Chick Flicks vs. Macho Movies

Can you come up with anything to add to the list here?

These are pretty funny and true.

The Chick Flick is something my girlfriend forces me to go to, usually as repayment for a favor that she has done for me. As in one time in college, my girlfriend did my laundry for me while I was watching football with some friends (3 loads) and as she was folding she saw a commercial for some crappy movie and said, “Oh, why don’t we see that tonight?” Naturally, I had to see it.

The Guy Flick is something I force my girlfriend to go to by pestering her constantly.

The thread previously done on this topic might help.

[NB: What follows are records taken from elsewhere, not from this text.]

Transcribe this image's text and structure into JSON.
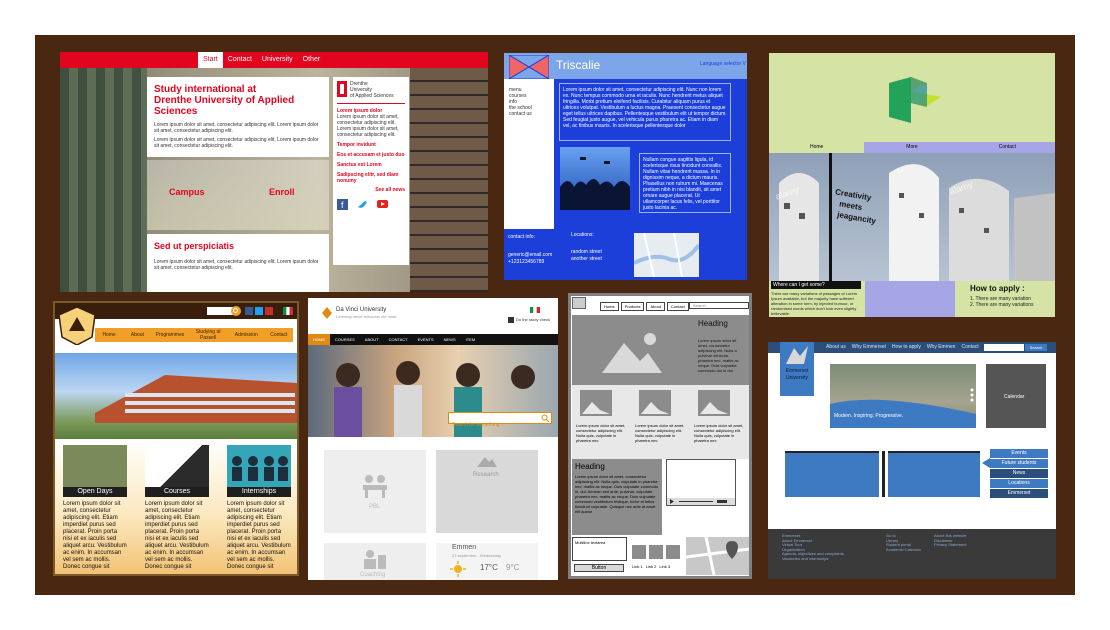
{
  "panel1": {
    "nav": [
      "Start",
      "Contact",
      "University",
      "Other"
    ],
    "title": "Study international at\nDrenthe University of Applied Sciences",
    "body": "Lorem ipsum dolor sit amet, consectetur adipiscing elit. Lorem ipsum dolor sit amet, consectetur adipiscing elit.",
    "campus": "Campus",
    "enroll": "Enroll",
    "heading2": "Sed ut perspiciatis",
    "body2": "Lorem ipsum dolor sit amet, consectetur adipiscing elit. Lorem ipsum dolor sit amet, consectetur adipiscing elit.",
    "logo_text": "Drenthe\nUniversity\nof Applied Sciences",
    "side_headings": [
      "Lorem ipsum dolor",
      "Tempor invidunt",
      "Eos et accusam et justo duo",
      "Sanctus est Lorem",
      "Sadipscing elitr, sed diam nonumy"
    ],
    "see_all": "See all news"
  },
  "panel2": {
    "title": "Triscalie",
    "language": "Language selector V",
    "menu": [
      "menu",
      "courses",
      "info",
      "the school",
      "contact us"
    ],
    "text1": "Lorem ipsum dolor sit amet, consectetur adipiscing elit. Nunc non lorem ex. Nunc tempus commodo urna et iaculis. Nunc hendrerit metus aliquet fringilla. Morbi pretium eleifend facilisis. Curabitur aliquam purus et ultrices volutpat. Vestibulum a luctus magna. Praesent consectetur augue eget tellus ultrices dapibus. Pellentesque vestibulum elit ut tempor dictum. Sed feugiat justo augue, vel vehicula purus pharetra ac. Etiam in diam vel, ac finibus mauris. In scelerisque pellentesque dolor",
    "text2": "Nullam congue sagittis ligula, id scelerisque risus tincidunt convallis. Nullam vitae hendrerit massa. In in dignissim neque, a dictum mauris. Phasellus non rutrum mi. Maecenas pretium nibh in nisi blandit, sit amet ornare augue placerat. Ut ullamcorper lacus felis, vel porttitor justo lacinia ac.",
    "contact_label": "contact info:",
    "email": "generic@email.com",
    "phone": "+123123456789",
    "locations_label": "Locations:",
    "streets": [
      "random street",
      "another street"
    ]
  },
  "panel3": {
    "nav": [
      "Home",
      "More",
      "Contact"
    ],
    "hero_lines": [
      "Creativity",
      "meets",
      "jeagancity"
    ],
    "watermark": "alamy",
    "where": "Where can I get some?",
    "where_text": "There are many variations of passages of Lorem Ipsum available, but the majority have suffered alteration in some form, by injected humour, or randomised words which don't look even slightly believable.",
    "apply_title": "How to apply :",
    "apply_items": [
      "1. There are many variation",
      "2. There are many variations"
    ],
    "colors": {
      "bg": "#d5e3a5",
      "nav": "#8f8fd4",
      "apply_bg": "#a6a6e6"
    }
  },
  "panel4": {
    "logo_text": "TOMVELDE\nUNIVERSITY",
    "nav": [
      "Home",
      "About",
      "Programmes",
      "Studying at Passell",
      "Admission",
      "Contact"
    ],
    "cards": [
      "Open Days",
      "Courses",
      "Internships"
    ],
    "card_text": "Lorem ipsum dolor sit amet, consectetur adipiscing elit. Etiam imperdiet purus sed placerat. Proin porta nisi et ex iaculis sed aliquet arcu. Vestibulum ac enim. In accumsan vel sem ac mollis. Donec congue sit"
  },
  "panel5": {
    "brand": "Da Vinci University",
    "tagline": "Learning never exhausts the mind",
    "study_check": "Do the study check",
    "nav": [
      "HOME",
      "COURSES",
      "ABOUT",
      "CONTACT",
      "EVENTS",
      "NEWS",
      "ITEM"
    ],
    "search_placeholder": "Search for something",
    "tiles": [
      "PBL",
      "Research",
      "Coaching"
    ],
    "city": "Emmen",
    "date": "27 september - Wednesday",
    "temp": "17°C",
    "temp_low": "9°C"
  },
  "panel6": {
    "tabs": [
      "Home",
      "Products",
      "About",
      "Contact"
    ],
    "search_placeholder": "Search",
    "heading": "Heading",
    "side_text": "Lorem ipsum dolor sit amet, consectetur adipiscing elit. Nulla a pulvinar vehicula, pharetra nec, mattis ac neque. Duis vulputate commodo dui id dui",
    "grid_text": "Lorem ipsum dolor sit amet, consectetur adipiscing elit. Nulla quis, vulputate in pharetra nec",
    "heading2": "Heading",
    "body2": "Lorem ipsum dolor sit amet, consectetur adipiscing elit. Nulla quis, vulputate in pharetra nec, mattis ac neque. Duis vulputate commodo id, dui. Aenean sed ante, pulvinar, vulputate, pharetra nec, mattis ac neque. Duis vulputate commodo vestibulum tristique, tortor et tellus tincidunt vulputate. Quisque nec ante at amet elit auctor",
    "textarea": "Multiline textarea",
    "button": "Button",
    "links": [
      "Link 1",
      "Link 2",
      "Link 3"
    ]
  },
  "panel7": {
    "nav": [
      "About us",
      "Why Emmerset",
      "How to apply",
      "Why Emmen",
      "Contact"
    ],
    "search_button": "Search",
    "logo_text": "Emmerset\nUniversity",
    "tagline": "Modern. Inspiring. Progressive.",
    "calendar": "Calendar",
    "side_menu": [
      "Events",
      "Future students",
      "News",
      "Locations",
      "Emmerset"
    ],
    "footer": [
      {
        "title": "Emmerset",
        "items": [
          "About Emmerset",
          "Virtual Tour",
          "Organization",
          "Agenda, objectives and complaints",
          "Vacancies and internships"
        ]
      },
      {
        "title": "Go to",
        "items": [
          "Library",
          "Student portal",
          "Academic Calendar"
        ]
      },
      {
        "title": "About this website",
        "items": [
          "Disclaimer",
          "Privacy Statement"
        ]
      }
    ]
  }
}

In a chick flick, soupy cornball music will drown out the horrible dialogue. In a guy flick, bad military action music will drown out the horrible dilaogue.

In a chick flick, tense racial distrust between two leading women can be overcome by talking, bonding and sharing common experiences in the name of sisterhood.

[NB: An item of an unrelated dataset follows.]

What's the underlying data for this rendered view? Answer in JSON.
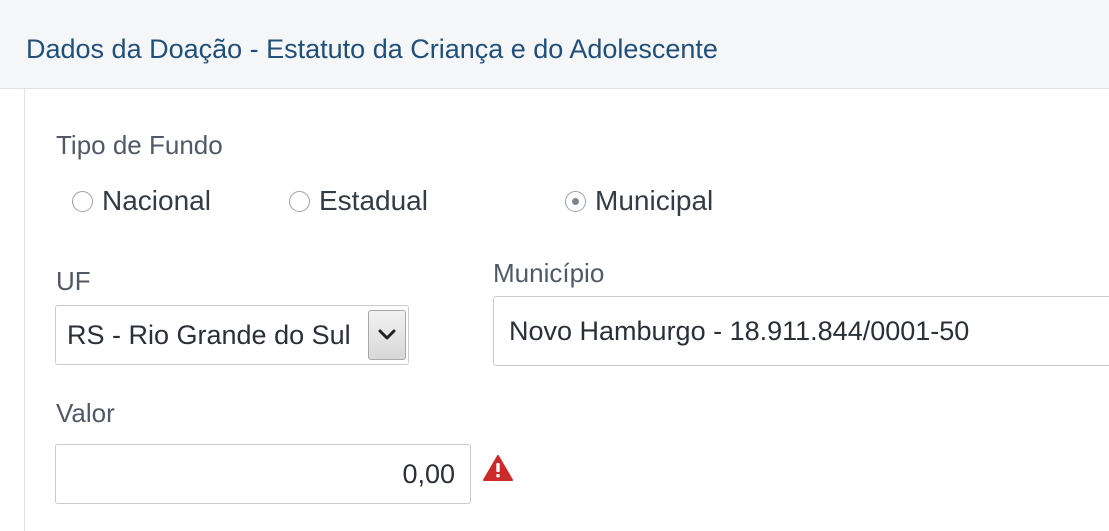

In macho movies, tense racial distrust between two leading man can be overcome through snarling racial slurs, bonding through fistfights and sharing beers in the name of getting wasted.


In a chick flick, dancing is allowed to show enjoyment of the music and the freedom expressed in a woman’s joyous femininity.

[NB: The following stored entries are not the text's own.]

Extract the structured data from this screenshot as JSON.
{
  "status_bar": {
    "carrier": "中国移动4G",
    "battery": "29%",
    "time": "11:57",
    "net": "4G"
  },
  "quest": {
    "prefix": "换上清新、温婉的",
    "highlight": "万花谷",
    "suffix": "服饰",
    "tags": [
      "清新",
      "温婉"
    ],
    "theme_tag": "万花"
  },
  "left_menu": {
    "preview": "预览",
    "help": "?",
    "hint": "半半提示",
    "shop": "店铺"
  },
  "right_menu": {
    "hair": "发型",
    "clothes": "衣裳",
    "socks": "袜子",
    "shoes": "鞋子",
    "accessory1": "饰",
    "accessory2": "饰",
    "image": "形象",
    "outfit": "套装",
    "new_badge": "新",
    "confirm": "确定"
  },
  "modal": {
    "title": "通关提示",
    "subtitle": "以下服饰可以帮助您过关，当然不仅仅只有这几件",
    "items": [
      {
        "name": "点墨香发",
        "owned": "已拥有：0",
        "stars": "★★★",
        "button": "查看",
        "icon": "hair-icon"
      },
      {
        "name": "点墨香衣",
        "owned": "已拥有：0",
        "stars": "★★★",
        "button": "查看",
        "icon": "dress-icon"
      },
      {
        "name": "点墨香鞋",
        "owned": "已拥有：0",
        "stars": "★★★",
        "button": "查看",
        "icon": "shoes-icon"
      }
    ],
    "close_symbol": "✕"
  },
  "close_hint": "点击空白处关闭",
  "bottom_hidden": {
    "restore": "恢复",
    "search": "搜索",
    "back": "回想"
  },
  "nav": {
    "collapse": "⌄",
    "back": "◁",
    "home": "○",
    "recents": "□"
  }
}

In a macho movie, dancing is ONLY allowed under the following three conditions 1) after scoring the winning touchtown 2) to pimp-mack that fly-ass girl in a hip-hop nightclub (but only before a gunfight starts) or 3) to suavely divert the attention of the guests by preforming a sizzling tango with the maharajah’s wife after breaking into the safe upstairs and killing the first eight of sixty-one guards.